Je dirais même qu’en général, ça m’aide à plus prendre le temps. Je réagis moins à chaud sur l’activité (même si j’en parle en privé), j'attends de mieux comprendre ce qui se passe. Si je booste toujours les toot que je trouve intéressant, pour parler je prends plus mon temps (je dis toujours des bêtises par contre). Et d’ailleurs pareil : moins me prendre toutes les horreurs du monde me fait du bien. Même si je vois toujours les événements via les quelques journaux que je suis, et via le fait que ma timeline Fedi est très engagé, c’est moins violent que ça l’était sur Twitter. Si au début je culpabilisais, je me dis maintenant que constamment savoir tout ce qui se passe de grave à l’instant t ne sauvera personne. J’essaie de continuer de booster ce qui se passe (parce qu’on vis pas des moments super jouasse politiquement et géopolitiquement parlant), mais je me sens moins obligé de me renseigner sur 100% des derniers faits. C’est aussi pour ça que j’évite les rubriques faits-divers et les chaînes d’informations en continu. J’agis toujours politiquement, je parle de politique et je fais mon possible pour diffuser des idées progressistes et visant l’amélioration du monde, mais je doomscroll beaucoup, beaucoup moins. Cela m’aide à me sentir plus calme, même si j’ai toujours parfois l’impression que tout va mal tourner, j’ai plus d’énergie à mettre pour lutter. Parce que je pense que sur pas mal de chose, les réseaux sociaux en montrant constamment le pire (dont on doit conserver l’idée qu’il existe), fait des biais cognitifs très proches de ceux causés par les faits divers (ce qui renforce l’extrême droite, qui utilisent beaucoup les faits divers pour se renforcer). Mais du coup, éviter ça m’apporte une grosse source de stress en moins.

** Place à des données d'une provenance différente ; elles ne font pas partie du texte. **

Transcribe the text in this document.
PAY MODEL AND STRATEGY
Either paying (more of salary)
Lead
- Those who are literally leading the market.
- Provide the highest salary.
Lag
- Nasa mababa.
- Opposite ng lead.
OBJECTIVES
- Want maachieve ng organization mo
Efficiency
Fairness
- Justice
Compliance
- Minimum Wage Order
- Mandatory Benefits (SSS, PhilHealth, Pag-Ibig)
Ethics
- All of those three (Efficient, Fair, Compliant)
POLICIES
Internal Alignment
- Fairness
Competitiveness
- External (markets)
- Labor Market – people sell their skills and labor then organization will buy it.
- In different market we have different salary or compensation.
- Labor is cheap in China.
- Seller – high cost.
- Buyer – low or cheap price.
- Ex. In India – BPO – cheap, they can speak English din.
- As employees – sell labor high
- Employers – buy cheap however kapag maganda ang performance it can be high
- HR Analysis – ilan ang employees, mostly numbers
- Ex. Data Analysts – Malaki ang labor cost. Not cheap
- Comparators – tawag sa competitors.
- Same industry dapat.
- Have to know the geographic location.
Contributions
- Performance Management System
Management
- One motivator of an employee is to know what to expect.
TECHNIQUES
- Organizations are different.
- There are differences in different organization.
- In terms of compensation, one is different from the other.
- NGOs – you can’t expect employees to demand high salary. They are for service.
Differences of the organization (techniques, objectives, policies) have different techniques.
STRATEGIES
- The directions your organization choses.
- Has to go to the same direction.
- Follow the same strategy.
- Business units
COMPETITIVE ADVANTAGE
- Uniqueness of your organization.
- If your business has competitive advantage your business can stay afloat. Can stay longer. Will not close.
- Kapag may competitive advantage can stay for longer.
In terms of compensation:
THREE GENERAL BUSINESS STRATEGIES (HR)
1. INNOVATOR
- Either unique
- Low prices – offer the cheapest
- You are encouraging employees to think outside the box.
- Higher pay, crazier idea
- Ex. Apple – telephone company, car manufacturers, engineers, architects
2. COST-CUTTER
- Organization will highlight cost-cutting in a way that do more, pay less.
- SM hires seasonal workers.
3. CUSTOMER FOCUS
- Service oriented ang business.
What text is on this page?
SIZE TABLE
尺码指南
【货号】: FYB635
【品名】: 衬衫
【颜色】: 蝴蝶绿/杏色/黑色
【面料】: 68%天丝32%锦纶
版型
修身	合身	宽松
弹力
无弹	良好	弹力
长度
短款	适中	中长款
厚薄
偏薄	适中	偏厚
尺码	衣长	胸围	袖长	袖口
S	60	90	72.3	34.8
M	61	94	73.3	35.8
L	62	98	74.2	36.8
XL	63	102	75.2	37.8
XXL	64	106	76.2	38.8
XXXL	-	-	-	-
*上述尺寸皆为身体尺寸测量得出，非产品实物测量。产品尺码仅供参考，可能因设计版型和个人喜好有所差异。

Cela m’a permis aussi de plus renouer avec un web qui me plait plus, plus créatif, plus fun. Je passe pas mal de temps sur Sheezy à regarder les créations des gens, sur neocities et autres sites du “petit web”. Je parle à mes potes plus sur des trucs de messageries instantanés. J’espère que ce mouvement va aussi toucher un jour les forums, et qu’on va voir un refleurissement de forums dans les prochaines années. Mais en tout cas, voir plus de sites différents, lire plus de blogs, etc. m’a fait du bien, puisque cela me permet de lires des articles ayant plus de temps pour développer leur opinion, et moins touché par la manière dont les algorithme formate l’opinion. À cela, j'ai ajouté le fait d’essayer de passer moins de temps sur l’ordinateur, à lire plus, à sortir plus avec des ami⋅es, et embêter plus mes chats (activités essentielles) — même si je reste très en ligne, ahah. La diversité de mes activités, de mes sources d’informations, etc. a été enrichie par ça, aussi bien sur le web que hors du web.

Mais bref, je trouve que la vie est maintenant plus paisible. Cela ne veut pas dire que les soucis du monde sont moins graves, mais je me sens moins comme si on m’injectait toujours le pire en intraveineuse. Je prends plus mon temps et je profite un peu plus. Je vais essayer de ne pas retomber dans ces pièges par la suite, et de continuer de rendre un peu plus saine mon utilisation d’internet :) On parle souvent du “danger des écrans” ou des “risques d’internet”, mais je pense que le plus important, c'est surtout d’en avoir une utilisation qui ne nous fait pas du mal. Le monde nous fait déjà assez de mal comme ça, surtout quand on est différent (quand on est une femme, un⋅e LGBT, un⋅e racisé⋅e, un⋅e neuroatypique, etc), et que du coup, si on peut, cela peut nous aider de ne pas avoir ces endroits qui amplifie cela.

C’est aussi pour toutes ces raisons que j’ai bloqué les YouTube Shorts sur Youtube, parce que je sentais que je commençais à tomber de temps (je peux encore en voir individuellement — genre, j'adore ceux de mème sur Wings of Fire (dergs) — mais avec l’interface d’une vidéo youtube habituelle).